Excessive NO has been shown to depress contractile function, can be cytotoxic and can induce apoptosis. Immunological response to heart failure result in endothelial and myocyte dysfunction through oxidative stress mediated apoptosis (Ferrari et al., 2004). These events, however, are unlikely to occur in isolated diastolic heart failure in which contractile function is preserved and myocyte damage is minimal. Other than the ventricle, atrial production of NO can not be excluded as the plasma NOx level has also been found to correlate with left atrial size (Mitsuke et al., 2001).

In this study Patients with RFP had higher plasma NOx levels than those with non-RFP. On ROC curve the cut off point of plasma NOx level was at 152 μmol/L to differentiate between RFP and a non-RFP patients. All patients above this level had a RFP. RFP is more prevalent in systolic heart failure with left ventricular diastolic dysfunction. It signifies more advanced heart failure with higher filling pressure and decreased compliance in both left atrial and left ventricle, as well as a worse prognosis. (Diasp et al., 2001; Erbel et al., 2002).

In the present study there were negative correlation between plasma Nox level and LV ejection fraction (r = -0.61, p = 0.06) and LV fractional shortening (r = -0.64, p = 0.04) in muscular dystrophy patients.

In a study done by Node et al. (2000) patients with mild to severe heart failure underwent right and left heart catherization, the generation of NOx confirmed by the increase in the level in the coronary sinus and therefore, the difference between coronary sinus and ascending aorta. These studies confirmed the cardiac source of production of NO in systolic heart failure, its correlation with coexisting diastolic dysfunction and overproduction of NO in isolated diastolic heart failure has not been demonstrated.

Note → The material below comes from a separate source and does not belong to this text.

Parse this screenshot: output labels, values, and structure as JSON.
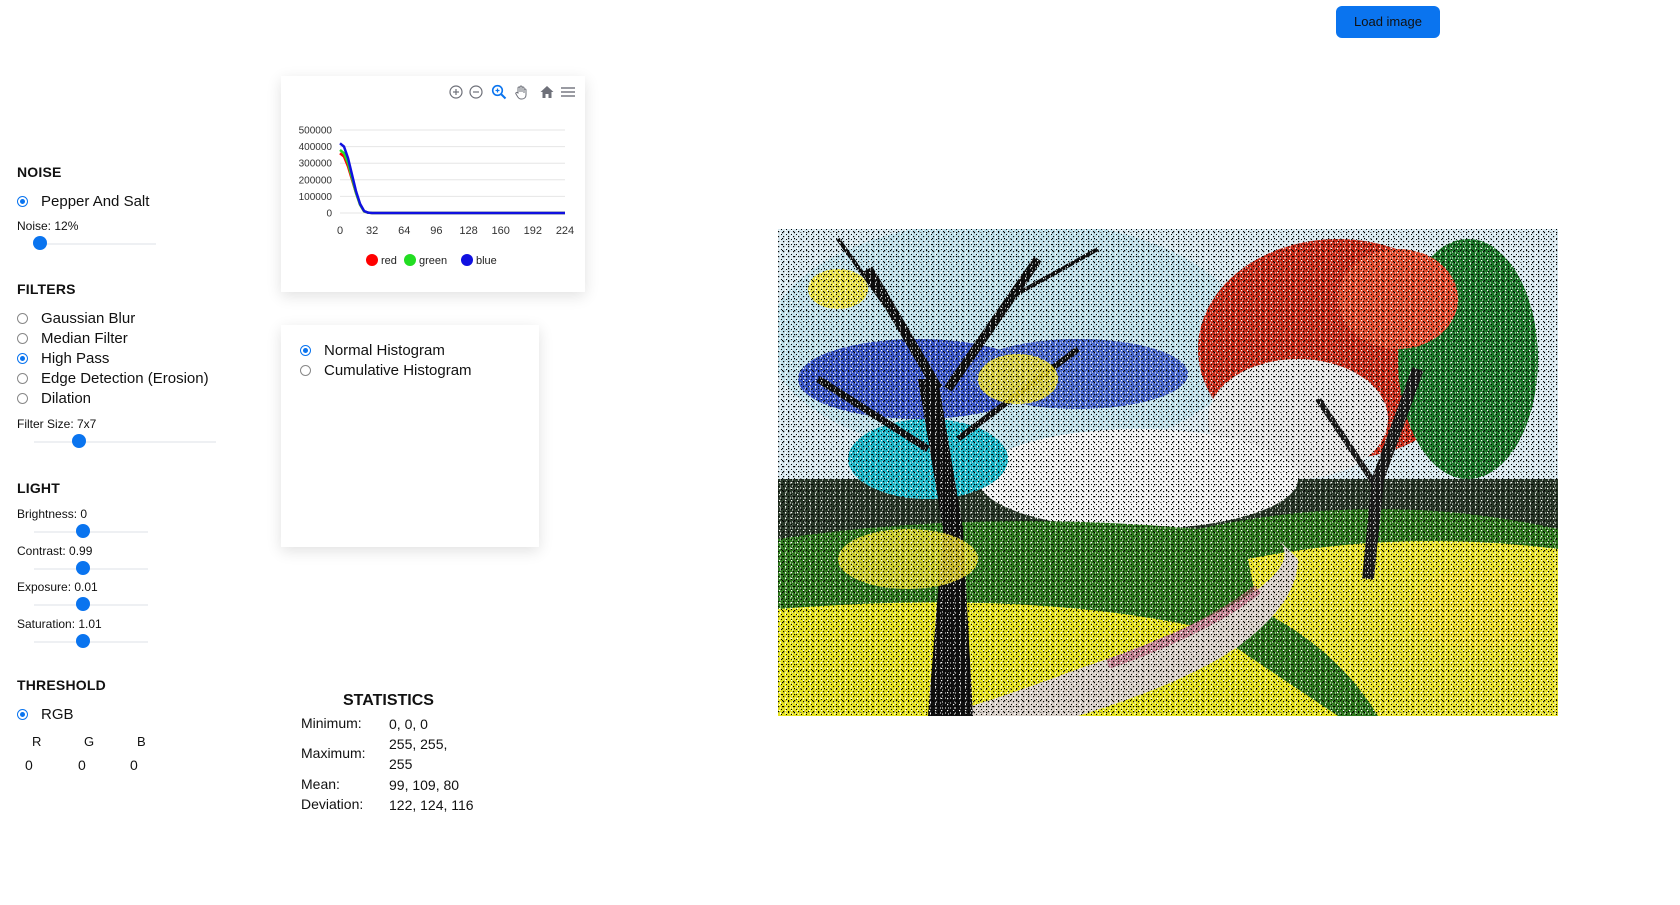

NO may also be synthesized from non cardiac sources, such as in skeletal muscle of patients with severe systolic heart failure (Riede et al., 1998). Peripheral vascular endothelial NO production does not account for these changes, as endothelial dysfunction secondary to reduced endothelial NO synthesis had been previously described by Katz (1997).

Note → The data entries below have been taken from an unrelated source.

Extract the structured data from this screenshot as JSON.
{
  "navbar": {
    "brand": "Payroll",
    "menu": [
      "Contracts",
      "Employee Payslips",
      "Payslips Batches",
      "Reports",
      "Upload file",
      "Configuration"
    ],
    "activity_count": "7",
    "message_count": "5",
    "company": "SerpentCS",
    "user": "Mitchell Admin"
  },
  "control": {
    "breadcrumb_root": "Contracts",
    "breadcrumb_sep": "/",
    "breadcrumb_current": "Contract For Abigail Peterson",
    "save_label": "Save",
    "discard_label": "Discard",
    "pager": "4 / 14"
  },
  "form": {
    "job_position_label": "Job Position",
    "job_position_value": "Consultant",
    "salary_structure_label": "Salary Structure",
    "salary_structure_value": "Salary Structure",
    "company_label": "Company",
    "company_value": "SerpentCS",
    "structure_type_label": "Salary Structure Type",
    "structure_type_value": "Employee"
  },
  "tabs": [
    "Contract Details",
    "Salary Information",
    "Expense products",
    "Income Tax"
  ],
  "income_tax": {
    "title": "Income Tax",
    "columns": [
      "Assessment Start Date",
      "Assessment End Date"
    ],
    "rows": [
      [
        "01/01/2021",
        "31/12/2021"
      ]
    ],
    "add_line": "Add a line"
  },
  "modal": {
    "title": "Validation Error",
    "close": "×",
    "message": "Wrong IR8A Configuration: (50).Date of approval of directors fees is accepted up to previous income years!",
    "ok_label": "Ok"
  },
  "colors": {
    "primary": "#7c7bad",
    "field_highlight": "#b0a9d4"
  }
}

In this study on correlating the plasma NOx levels to the severity of heart failure by multiple linear regression analysis, the pulmonary artery systolic pressure was the only variable independently associated with an elevated plasma NOx level (p = 0.05). It signifies that heart failure is advanced in these patients and the right ventricular pressure may exceeds the systemic pressure with bad prognosis (Park, 1996).

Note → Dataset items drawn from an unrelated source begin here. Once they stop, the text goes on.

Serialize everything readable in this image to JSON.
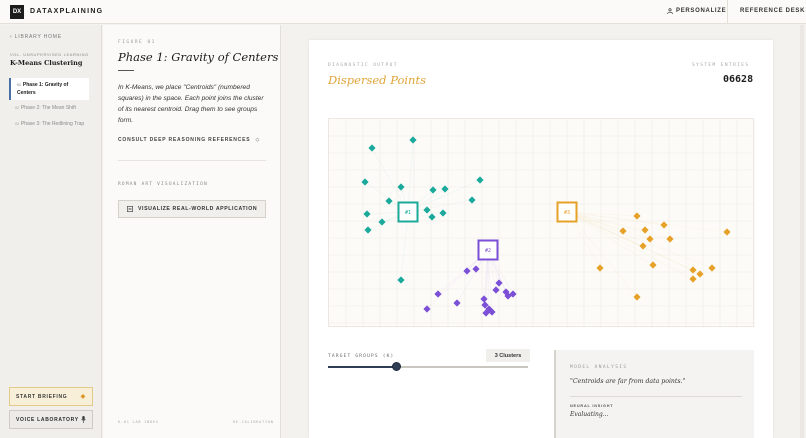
{
  "topbar": {
    "logo": "DX",
    "brand": "DATAXPLAINING",
    "personalize": "PERSONALIZE",
    "reference_desk": "REFERENCE DESK"
  },
  "sidebar": {
    "back": "LIBRARY HOME",
    "volume": "VOL. UNSUPERVISED LEARNING",
    "course": "K-Means Clustering",
    "items": [
      {
        "num": "01",
        "label": "Phase 1: Gravity of Centers"
      },
      {
        "num": "02",
        "label": "Phase 2: The Mean Shift"
      },
      {
        "num": "03",
        "label": "Phase 3: The Redlining Trap"
      }
    ],
    "start_briefing": "START BRIEFING",
    "voice_lab": "VOICE LABORATORY"
  },
  "lesson": {
    "figure": "FIGURE 01",
    "title": "Phase 1: Gravity of Centers",
    "description": "In K-Means, we place \"Centroids\" (numbered squares) in the space. Each point joins the cluster of its nearest centroid. Drag them to see groups form.",
    "consult": "CONSULT DEEP REASONING REFERENCES",
    "roman_label": "ROMAN ART VISUALIZATION",
    "visualize_button": "VISUALIZE REAL-WORLD APPLICATION",
    "footer_left": "K-01 LAB INDEX",
    "footer_right": "RE-CALIBRATION"
  },
  "output": {
    "diagnostic_label": "DIAGNOSTIC OUTPUT",
    "status": "Dispersed Points",
    "iter_label": "SYSTEM ENTRIES",
    "iter_count": "06628",
    "target_label": "TARGET GROUPS (K)",
    "clusters_badge": "3 Clusters",
    "k_fraction": 0.34
  },
  "analysis": {
    "label": "MODEL ANALYSIS",
    "text": "\"Centroids are far from data points.\"",
    "insight_label": "NEURAL INSIGHT",
    "insight_text": "Evaluating..."
  },
  "colors": {
    "teal": "#1aa99b",
    "purple": "#7b4fd6",
    "orange": "#e6a128",
    "accent": "#e0a53a"
  },
  "chart_data": {
    "type": "scatter",
    "xlim": [
      0,
      426
    ],
    "ylim": [
      0,
      209
    ],
    "centroids": [
      {
        "label": "#1",
        "x": 79,
        "y": 93,
        "color": "#1aa99b"
      },
      {
        "label": "#2",
        "x": 159,
        "y": 131,
        "color": "#7b4fd6"
      },
      {
        "label": "#3",
        "x": 238,
        "y": 93,
        "color": "#e6a128"
      }
    ],
    "series": [
      {
        "color": "#1aa99b",
        "points": [
          [
            84,
            21
          ],
          [
            43,
            29
          ],
          [
            36,
            63
          ],
          [
            60,
            82
          ],
          [
            72,
            68
          ],
          [
            104,
            71
          ],
          [
            116,
            70
          ],
          [
            151,
            61
          ],
          [
            143,
            81
          ],
          [
            38,
            95
          ],
          [
            98,
            91
          ],
          [
            53,
            103
          ],
          [
            114,
            94
          ],
          [
            103,
            98
          ],
          [
            39,
            111
          ],
          [
            72,
            161
          ]
        ]
      },
      {
        "color": "#7b4fd6",
        "points": [
          [
            138,
            152
          ],
          [
            147,
            150
          ],
          [
            170,
            164
          ],
          [
            179,
            177
          ],
          [
            109,
            175
          ],
          [
            155,
            180
          ],
          [
            177,
            173
          ],
          [
            128,
            184
          ],
          [
            98,
            190
          ],
          [
            156,
            186
          ],
          [
            184,
            175
          ],
          [
            167,
            171
          ],
          [
            160,
            190
          ],
          [
            157,
            194
          ],
          [
            163,
            193
          ]
        ]
      },
      {
        "color": "#e6a128",
        "points": [
          [
            308,
            97
          ],
          [
            294,
            112
          ],
          [
            316,
            111
          ],
          [
            321,
            120
          ],
          [
            335,
            106
          ],
          [
            314,
            127
          ],
          [
            341,
            120
          ],
          [
            398,
            113
          ],
          [
            271,
            149
          ],
          [
            324,
            146
          ],
          [
            364,
            151
          ],
          [
            371,
            155
          ],
          [
            383,
            149
          ],
          [
            364,
            160
          ],
          [
            308,
            178
          ]
        ]
      }
    ]
  }
}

In view of the role of the speculated role of NO in heart failure, NO targeted therapy is a potentially useful therapeutic modality in these patients, which is exemplified by the use of NO in LV hypertrophy (Matter et al., 1999). Inhaled nitric oxide has shown promise for acute right ventricular failure (Wasson et al., 2004). L-NG-mono methyle-arginine (L-NMMA), an NOS inhibitor blocks negative inotropic effects of NO and aminoguanidine (a selective inducible NO synthase inhibitor) is used in early cardiac allograft rejection (Worrall et al., 1997). The different mechanisms by which NO results in these contrasting effects seen in CHF may involve decreases and increases in oxidative stress, respectively.

CONCLUSIONS

It be we concluded that, plasma NOx level is elevated in patients with isolated diastolic heart failure. In addition, in patients with LV systolic failure, the severity of LV diastolic dysfunction determines the amount of NO production. NO targeted therapy is a potentially useful modality in heart failure and the use of aminogunidine (a selective inducible NO synthase inhibitor) in early cardiac allograft rejection.

Further studies are warranted to explore the relation between NO and other markers for heart failure and to define which children may benefit most from NO therapy and to determine the effects of this therapy on prognosis and long term survival.